Milch stellte sich nunmehr dem Grenzschutz Ost als Führer der Freiwilligenfliegerabteilung 412 zur Verfügung, bis er am 31. Januar 1920 als Führer der „Polizeifliegerstaffel Königsberg" zur Polizei übertrat. Als die Bestimmungen des Versailler Diktats auch die Abschaffung der Polizeifliegerei erzwangen, quittierte Milch Ende März 1921 den Polizeidienst und wechselte als Geschäftsführer der Danziger Luftpost GmbH zur zivilen Luftfahrt über. Bei der Lloyd Ostflug GmbH wurde er Flugleiter der Strecke Berlin-Schneidemühl-Danzig-Königsberg. Auch bei dieser Tätigkeit kam ihm nicht nur seine fliegerische Begabung zugute, sondern ebenso sein ungewöhnliches Talent auf technischem und organisatorischem Gebiet, seine unverwüstliche Energie, sein gesunder Ehrgeiz und seine nie ermüdende Einsatzbereitschaft. Es war bezeichnend für Milch, dass er es seinerzeit in Danzig fertigbrachte, mit zwei Monteuren und einem Laufburschen ein ganzes Flugfeld in Ordnung zu halten. Den Höhepunkt seiner zivilen Laufbahn erreichte Milch mit 33 Jahren, als er zum technischer Direktor in den dreiköpfigen Vorstand der neuen Einheitsgesellschaft, der Deutschen Luft Hansa AG, berufen wurde.

 

 

 

(Adolf Hitler im Gespräch mit Generalfeldmarschall Erhard Milch und Reichsminister Albert Speer)

 

Von vorher 38 deutschen Luftfahrtunternehmen der Nachkriegszeit, hatten sich Mitte 1925 die beiden noch übriggebliebenen Luftfahrtgesellschaften Junkers und Aero-Lloyd zu ihr zusammengeschlossen.
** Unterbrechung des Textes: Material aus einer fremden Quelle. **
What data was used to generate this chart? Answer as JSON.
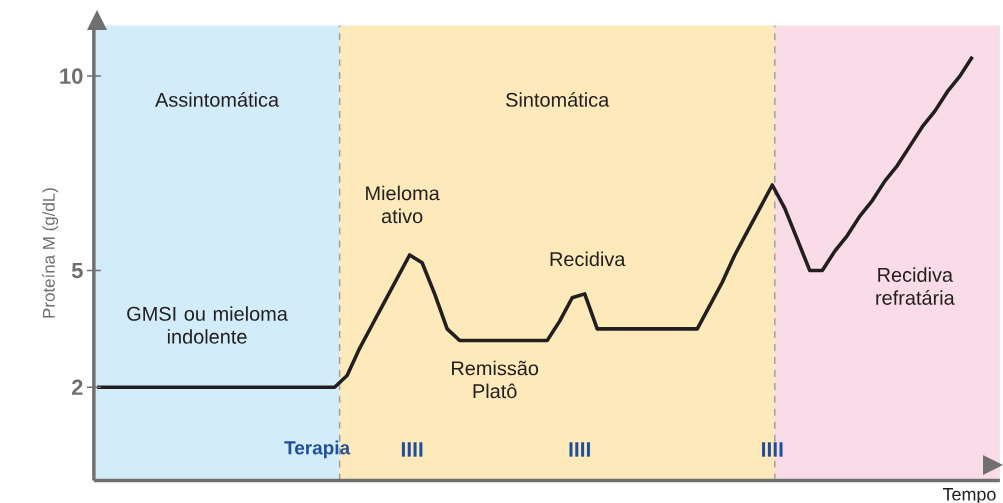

Dass diese Gesellschaft schon vor 1933 im freien Wettbewerb bald Weltgeltung erlangte, ist eine flug- und verkehrsgeschichtliche Meisterleistung des Managers Milch, der im September 1929, in prekärer wirtschaftlicher Lage, die Gesamtleitung des Unternehmens übernahm. Unter ihm, der zahlreiche Auslandskontakte persönlich knüpfte, pflegte und ausbaute, entwickelte sich die Luft Hansa zu einem Großunternehmen, das im freien Konkurrenzkampf alle anderen damals aufblühenden Flugunternehmen schlug. Während der Zeit bei Luft Hansa kam Milch mit dem damaligen Reichstagsabgeordneten Hauptmann außer Dienst Hermann Göring in Kontakt und näherte sich politisch dem Nationalsozialismus.

 

 

NS-Zeit

Nationalsozialismus

 


(Ernst Udet und Erhard Milch)



Am 30. Januar 1933 schlug Göring dem Reichskanzler Adolf Hitler vor, den Luft Hansa-Direktor Milch zum Staatssekretär und stellvertretenden Reichskommissar für die Luftfahrt zu ernennen. Göring war der Meinung: „Wir brauchen Leute, die ihr Geschäft verstehen. Und einen Mann, der sein Geschäft besser versteht als Milch, können wir nicht finden!" Daraufhin bat Hitler ihn, die angebotene Position zu übernehmen: „Deutschland will Sie haben für diese Stelle!" So folgte Milch am Tag der nationalsozialistischen Regierungsübernahme dem Politiker Göring in das neugeschaffene Reichskommissariat für die Luftfahrt und wurde dort als Staatssekretär sein Stellvertreter. Das war mehr als eine nominelle gelegentliche Stellvertretung, da Göring durch seine zahlreichen Ämter stark in Anspruch genommen war und Arbeit zu delegieren wusste. So ist es kein Wunder, dass fast alle entscheidenden Verfügungen aus den Anfangszeiten der neuen Luftwaffe nicht Görings, sondern Milchs Unterschrift trugen. Bereits am 15. Mai 1933 wurde aus dem Reichskommissariat ein Reichsluftfahrtministerium, in dem auch eine militärische Abteilung eingerichtet war. Göring wurde nun als General der Infanterie reaktiviert und am 28. Oktober 1933 trat Milch mit dem Rang eines Obersten wieder in die Reichswehr ein. Er erhielt dabei das Recht, die Uniform des Artillerieregiments 1 zu tragen. Schon im März 1934 wurde Milch Generalmajor. Noch im selben Jahr erlernte er mit Hilfe seines Fluglehrers Ernst Udet das Fliegen. 1935 avancierte Milch zum Generalleutnant und trat am 20. April 1936 zur Luftwaffe über. Bereits am 30. Januar 1937 beförderte man ihn zum General der Flieger.
 

 

 

(Reichsminister für Rüstung und Kriegsproduktion Prof. Albert Speer, Generalfeldmarschall Erhard Milch und Prof. Willy Messerschmitt bei der Inspektion im Mai 1944)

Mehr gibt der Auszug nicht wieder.